How do you fuel for training and races and also during races?
I like to live by the 90/10 rule. Ninety percent of the time you are eating well, ten percent of the time, it’s whatever. I also like to keep it as simple as possible and think of food as fuel—unless it’s tortilla chips or cookies. My diet typically consists of getting as many calories as I can. Good beer, good food, and good tacos is what I typically eat. The longer the race, I will typically take in more hydration and/or gels. Before a race I will usually have some sort of simple meal like oatmeal, or rice and eggs.
What’s your favorite part about competing?
My favorite part about competing is trying to get your body into that deep dark place that you couldn’t put yourself in during training. To really push your limits, to see what you can do. Sometimes you come up short, but there is always the next one.
What does it mean to be able to represent the U.S. in this sport?
Representing the U.S. was my first goal after I finished college. To be able to compete in the red, white, and blue is something you dream about as a young runner, and I wear that jersey with pride.
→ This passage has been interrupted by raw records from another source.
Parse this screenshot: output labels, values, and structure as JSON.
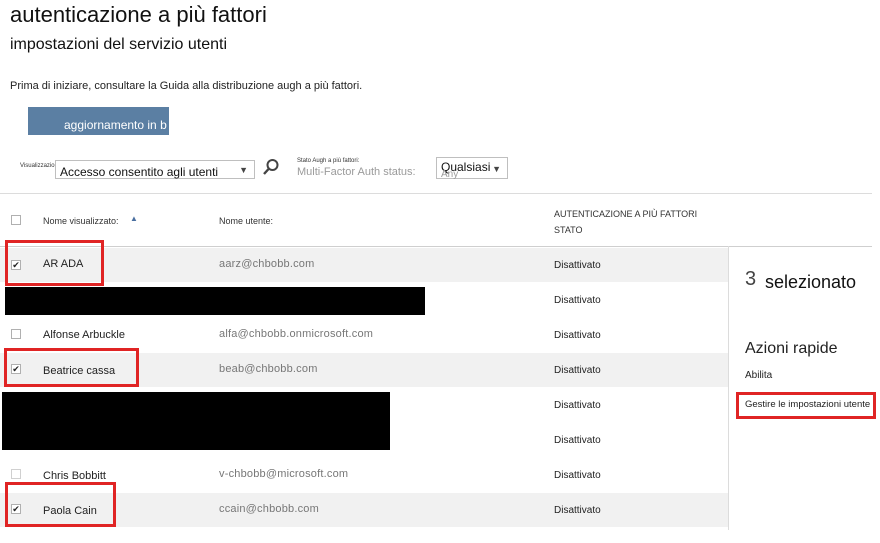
{
  "page": {
    "title": "autenticazione a più fattori",
    "subtitle": "impostazioni del servizio utenti",
    "intro": "Prima di iniziare, consultare la Guida alla distribuzione augh a più fattori."
  },
  "toolbar": {
    "update_button": "aggiornamento in b"
  },
  "filters": {
    "view_label": "Visualizzazione",
    "view_value": "Accesso consentito agli utenti",
    "mfa_label": "Stato Augh a più fattori:",
    "mfa_ghost": "Multi-Factor Auth status:",
    "mfa_ghost_value": "Any",
    "mfa_value": "Qualsiasi"
  },
  "table": {
    "headers": {
      "display_name": "Nome visualizzato:",
      "user_name": "Nome utente:",
      "mfa_line1": "AUTENTICAZIONE A PIÙ FATTORI",
      "mfa_line2": "STATO"
    },
    "rows": [
      {
        "name": "AR ADA",
        "user": "aarz@chbobb.com",
        "status": "Disattivato",
        "checked": true
      },
      {
        "name": "",
        "user": "",
        "status": "Disattivato",
        "checked": false
      },
      {
        "name": "Alfonse Arbuckle",
        "user": "alfa@chbobb.onmicrosoft.com",
        "status": "Disattivato",
        "checked": false
      },
      {
        "name": "Beatrice cassa",
        "user": "beab@chbobb.com",
        "status": "Disattivato",
        "checked": true
      },
      {
        "name": "",
        "user": "",
        "status": "Disattivato",
        "checked": false
      },
      {
        "name": "",
        "user": "",
        "status": "Disattivato",
        "checked": false
      },
      {
        "name": "Chris Bobbitt",
        "user": "v-chbobb@microsoft.com",
        "status": "Disattivato",
        "checked": false
      },
      {
        "name": "Paola Cain",
        "user": "ccain@chbobb.com",
        "status": "Disattivato",
        "checked": true
      }
    ]
  },
  "panel": {
    "selected_count": "3",
    "selected_label": "selezionato",
    "quick_actions": "Azioni rapide",
    "enable": "Abilita",
    "manage": "Gestire le impostazioni utente"
  },
  "icons": {
    "search": "search-icon",
    "sort": "sort-ascending-icon",
    "caret": "chevron-down-icon",
    "check": "checkmark-icon"
  },
  "colors": {
    "accent": "#5b7fa3",
    "highlight": "#e02424",
    "row_alt": "#f1f1f1"
  }
}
What has been the most rewarding thing about being on the team?
Winning gold at the World Mountain Running Championships in Bulgaria in 2016 has been the most rewarding thing thus far. It has been equally rewarding meeting new friends on the team, and from other countries.
What specifically are you looking forward to the most about the upcoming championships in Andorra?
I am looking forward to competing for another gold with my teammates. Running is such an individual sport, to be able to work with a team for a common goal is something that really excites me.
Last but not least, what is your favorite thing about living in Austin and what do you like to do for fun here?
I love the running community in this town, the tacos, and the spirit of Austin. I run for fun, rebuild classic vehicles and rent them out, and spend time with the people I love! I am a Texan through and through, and I love this city.